L’ex Ministro del Lavoro Di Maio qualche mese fa aveva proposto di fissare la quota parte minima in busta paga a 9 euro, e nel testo si parlava di “una definizione certa, uguale per tutti i rapporti di lavoro subordinato, e cogente del trattamento economico che integra la previsione costituzionale della retribuzione proporzionata e sufficiente, attraverso l’obbligo che non sia inferiore a quello previsto dai contratti collettivi stipulati dalle organizzazioni datoriali e sindacali più rappresentative”.

I paradossi del salario minimo.
Quindi in sostanza sarebbe un provvedimento che andrebbe a riguardare coloro che sono vincolati da contratto nazionale di lavoro, solo che già oggi – come ricordava qualche tempo fa la Cgia di Mestre – “Nei principali contratti nazionali di lavoro dell’artigianato, che presentano i livelli retributivi tra i più bassi fra tutti i settori economici presenti nel Paese, le soglie minime orarie lorde complessive sono comunque superiori alla proposta di legge del Movimento 5 Stelle”.

Inoltre alla paga base ogni impresa aggiunge le indennità – il cosiddetto salario differito – e cioè le festività, gli straordinari, la maternità e tutto il resto. Introdurre per legge il cosiddetto salario minimo costerebbe alle pmi imprese almeno 1,5 miliardi l’anno e a subire maggiormente l’aggravio sarebbero proprio le imprese piccole e piccolissime, il settore dell’artigianato e le partite Iva, ovvero quelle aree del mercato del lavoro dove oggi come oggi è ancora possibile trovare impiego.

Un disastro per le imprese.
Se quindi imprese che ora fanno i salti mortali per mantenere i dipendenti dovessero vedersi imposta per legge la paga base oraria questo potrebbe determinare un aumento del numero di licenziamenti e una proporzionale crescita del lavoro in nero.

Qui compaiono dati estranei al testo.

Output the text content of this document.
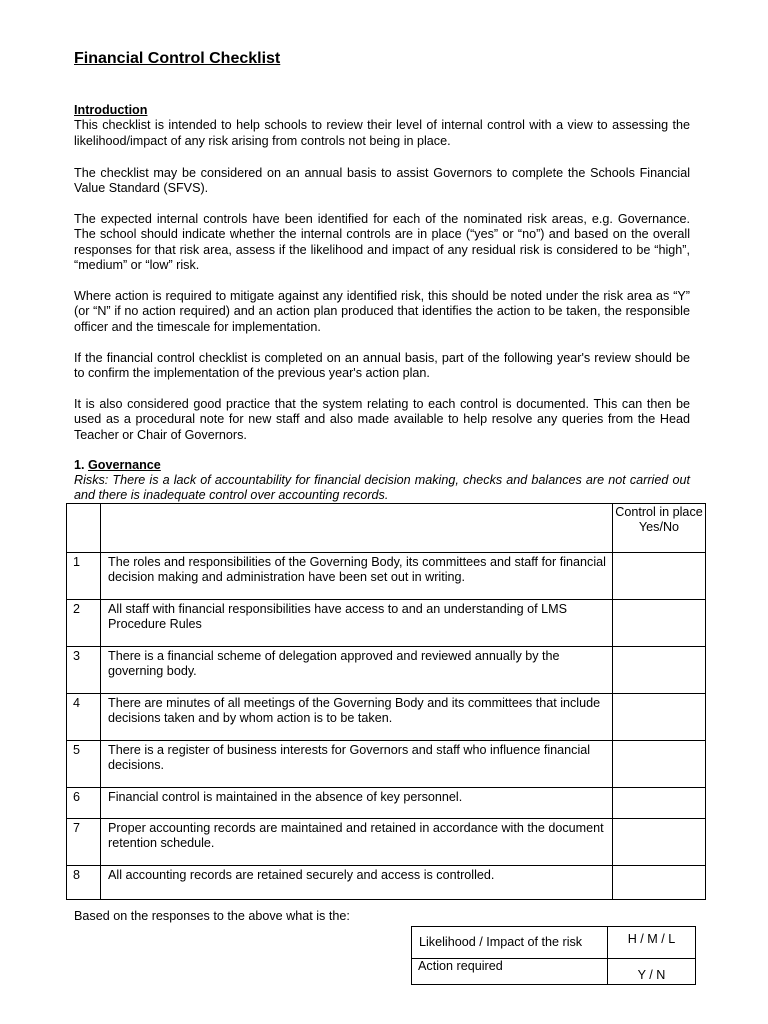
Financial Control Checklist
Introduction
This checklist is intended to help schools to review their level of internal control with a view to assessing the likelihood/impact of any risk arising from controls not being in place.
The checklist may be considered on an annual basis to assist Governors to complete the Schools Financial Value Standard (SFVS).
The expected internal controls have been identified for each of the nominated risk areas, e.g. Governance. The school should indicate whether the internal controls are in place (“yes” or “no”) and based on the overall responses for that risk area, assess if the likelihood and impact of any residual risk is considered to be “high”, “medium” or “low” risk.
Where action is required to mitigate against any identified risk, this should be noted under the risk area as “Y” (or “N” if no action required) and an action plan produced that identifies the action to be taken, the responsible officer and the timescale for implementation.
If the financial control checklist is completed on an annual basis, part of the following year's review should be to confirm the implementation of the previous year's action plan.
It is also considered good practice that the system relating to each control is documented. This can then be used as a procedural note for new staff and also made available to help resolve any queries from the Head Teacher or Chair of Governors.
1. Governance
Risks: There is a lack of accountability for financial decision making, checks and balances are not carried out and there is inadequate control over accounting records.
		Control in place Yes/No
1	The roles and responsibilities of the Governing Body, its committees and staff for financial decision making and administration have been set out in writing.	
2	All staff with financial responsibilities have access to and an understanding of LMS Procedure Rules	
3	There is a financial scheme of delegation approved and reviewed annually by the governing body.	
4	There are minutes of all meetings of the Governing Body and its committees that include decisions taken and by whom action is to be taken.	
5	There is a register of business interests for Governors and staff who influence financial decisions.	
6	Financial control is maintained in the absence of key personnel.	
7	Proper accounting records are maintained and retained in accordance with the document retention schedule.	
8	All accounting records are retained securely and access is controlled.	
Based on the responses to the above what is the:
Likelihood / Impact of the risk	H / M / L
Action required	Y / N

Questo perché se i 9 euro sono la paga più bassa nei settori più umili in maniera proporzionale dovrebbe crescere il salario minimo anche ai livelli più alti e se così non fosse si assisterebbe al paradosso di lavoratori di livello inferiore pagati di più di colleghi più anziani o con mansioni di maggiore responsabilità.

A livello internazionale, inoltre, la filosofia stessa alla base del salario minimo è stata bocciata da autorevoli organi quali l’Ocse, Confartigianato e Confindustria che ne sottolineano limiti e paradossi.

Coloro cui la paga oraria minima non arriva a 9 euro sono circa 4 milioni di lavoratori ovvero il 21,1% del totale e in tutto per le imprese l’aggravio sui conti si aggirerebbe intorno ai 6,7 miliardi di euro, una bella zappa sui piedi per quelle aziende che vorrebbero creare lavoro.

https://infosannio.wordpress.com/2019/09/10/salario-minimo-cose-come-funziona-e-perche-fa-paura-alle-imprese/
Mi piacerebbe chiedere a chi ha scritto l'articolo se gradirebbe che i suoi articoli le venissero pagati senza un riferimento a documenti che indichino quale dovrebbe essere la giusta remunerazione del suo lavoro. Questa eterna differenziazione di trattamento tra lavoro manuale e lavoro intellettuale è inaccettabile.c.

La maschera di pietra. - Marco Travaglio sul Fatto Quotidiano del 10 Settembre.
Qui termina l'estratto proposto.